Medical Informatics and E-learning Unit, Medical Education Department, College of Medicine, King Saud University, Riyadh 12372, Saudi Arabia.
Freelance Research Assistant, Riyadh 12372, Saudi Arabia.
Int J Environ Res Public Health. 2021 Dec 20;18(24):13388. doi: 10.3390/ijerph182413388.
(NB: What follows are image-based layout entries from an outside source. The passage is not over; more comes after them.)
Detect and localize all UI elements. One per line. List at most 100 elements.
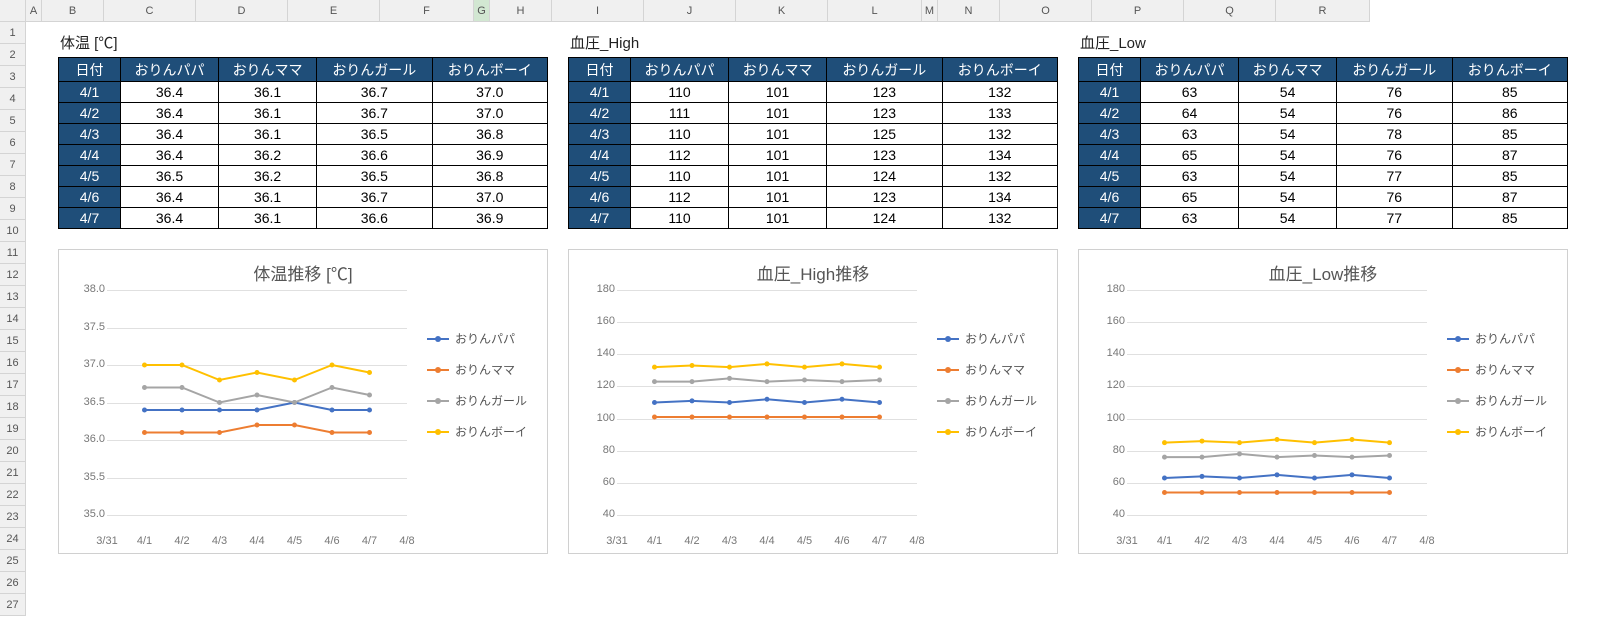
- col-header-F[interactable]: F: [380, 0, 474, 22]
- date-cell[interactable]: 4/6: [569, 187, 631, 208]
- table-row[interactable]: 4/7110101124132: [569, 208, 1058, 229]
- col-header-P[interactable]: P: [1092, 0, 1184, 22]
- value-cell[interactable]: 54: [1239, 124, 1337, 145]
- col-header-C[interactable]: C: [104, 0, 196, 22]
- legend-item[interactable]: おりんママ: [937, 361, 1047, 378]
- value-cell[interactable]: 123: [827, 103, 942, 124]
- table-row[interactable]: 4/236.436.136.737.0: [59, 103, 548, 124]
- value-cell[interactable]: 85: [1452, 166, 1567, 187]
- date-cell[interactable]: 4/5: [1079, 166, 1141, 187]
- value-cell[interactable]: 110: [631, 124, 729, 145]
- value-cell[interactable]: 54: [1239, 145, 1337, 166]
- value-cell[interactable]: 110: [631, 82, 729, 103]
- legend-item[interactable]: おりんボーイ: [937, 423, 1047, 440]
- row-header-1[interactable]: 1: [0, 22, 26, 44]
- person-header[interactable]: おりんボーイ: [1452, 58, 1567, 82]
- value-cell[interactable]: 76: [1337, 187, 1452, 208]
- legend-item[interactable]: おりんママ: [1447, 361, 1557, 378]
- legend-item[interactable]: おりんパパ: [937, 330, 1047, 347]
- value-cell[interactable]: 36.1: [219, 208, 317, 229]
- col-header-L[interactable]: L: [828, 0, 922, 22]
- row-header-4[interactable]: 4: [0, 88, 26, 110]
- person-header[interactable]: おりんガール: [827, 58, 942, 82]
- date-cell[interactable]: 4/3: [59, 124, 121, 145]
- value-cell[interactable]: 101: [729, 208, 827, 229]
- table-row[interactable]: 4/363547885: [1079, 124, 1568, 145]
- legend-item[interactable]: おりんガール: [937, 392, 1047, 409]
- col-header-B[interactable]: B: [42, 0, 104, 22]
- table-row[interactable]: 4/163547685: [1079, 82, 1568, 103]
- value-cell[interactable]: 54: [1239, 82, 1337, 103]
- date-cell[interactable]: 4/1: [569, 82, 631, 103]
- row-header-21[interactable]: 21: [0, 462, 26, 484]
- value-cell[interactable]: 54: [1239, 103, 1337, 124]
- value-cell[interactable]: 112: [631, 187, 729, 208]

A series of mitigation efforts were implemented in response to the COVID-19 pandemic in Saudi Arabia, including the development of mobile health applications (mHealth apps) for the public. Assessing the acceptability of mHealth apps among the public is crucial. This study aimed to use Twitter to understand public perceptions around the use of six Saudi mHealth apps used during COVID-19: "Sehha", "Mawid", "Sehhaty", "Tetamman", "Tawakkalna", and "Tabaud". We used two methodological approaches: network and sentiment analysis. We retrieved Twitter data using specific mHealth apps-related keywords. After including relevant tweets, our final mHealth app networks consisted of a total of 4995 Twitter users and 8666 conversational relationships. The largest networks in size (i.e., the number of users) and volume (i.e., the conversational relationships) among all were "Tawakkalna" followed by "Tabaud", and their conversations were led by diverse governmental accounts. In contrast, the four remaining mHealth networks were mainly led by the health sector and media. Our sentiment analysis approach included five classes and showed that most conversations were neutral, which included facts or information pieces and general inquires. For the automated sentiment classifier, we used Support Vector Machine with AraVec embeddings as it outperformed the other tested classifiers. The sentiment classifier showed an accuracy, precision, recall, and F1-score of 85%. Future studies can use social media and real-time analytics to improve mHealth apps' services and user experience, especially during health crises.
沙特阿拉伯针对 COVID-19 疫情采取了一系列缓解措施,包括为公众开发移动健康应用程序(mHealth apps)。评估公众对 mHealth apps 的接受程度至关重要。本研究旨在利用 Twitter 了解公众对在 COVID-19 期间使用的六个沙特 mHealth apps 的看法:"Sehha"、"Mawid"、"Sehhaty"、"Tetamman"、"Tawakkalna"和"Tabaud"。我们使用了两种方法学方法:网络分析和情感分析。我们使用特定的 mHealth apps 相关关键字检索 Twitter 数据。在包含相关推文后,我们最终的 mHealth app 网络包括总共 4995 名 Twitter 用户和 8666 个对话关系。所有网络中规模(即用户数量)和规模(即对话关系数量)最大的网络是" Tawakkalna",其次是"Tabaud",其对话由各种政府账户主导。相比之下,其余四个 mHealth 网络主要由卫生部门和媒体主导。我们的情感分析方法包括五个类别,结果表明大多数对话都是中立的,包括事实或信息片段和一般查询。对于自动情感分类器,我们使用支持向量机和 AraVec 嵌入,因为它的性能优于其他测试的分类器。情感分类器的准确率、精确率、召回率和 F1 得分为 85%。未来的研究可以利用社交媒体和实时分析来改善 mHealth apps 的服务和用户体验,尤其是在健康危机期间。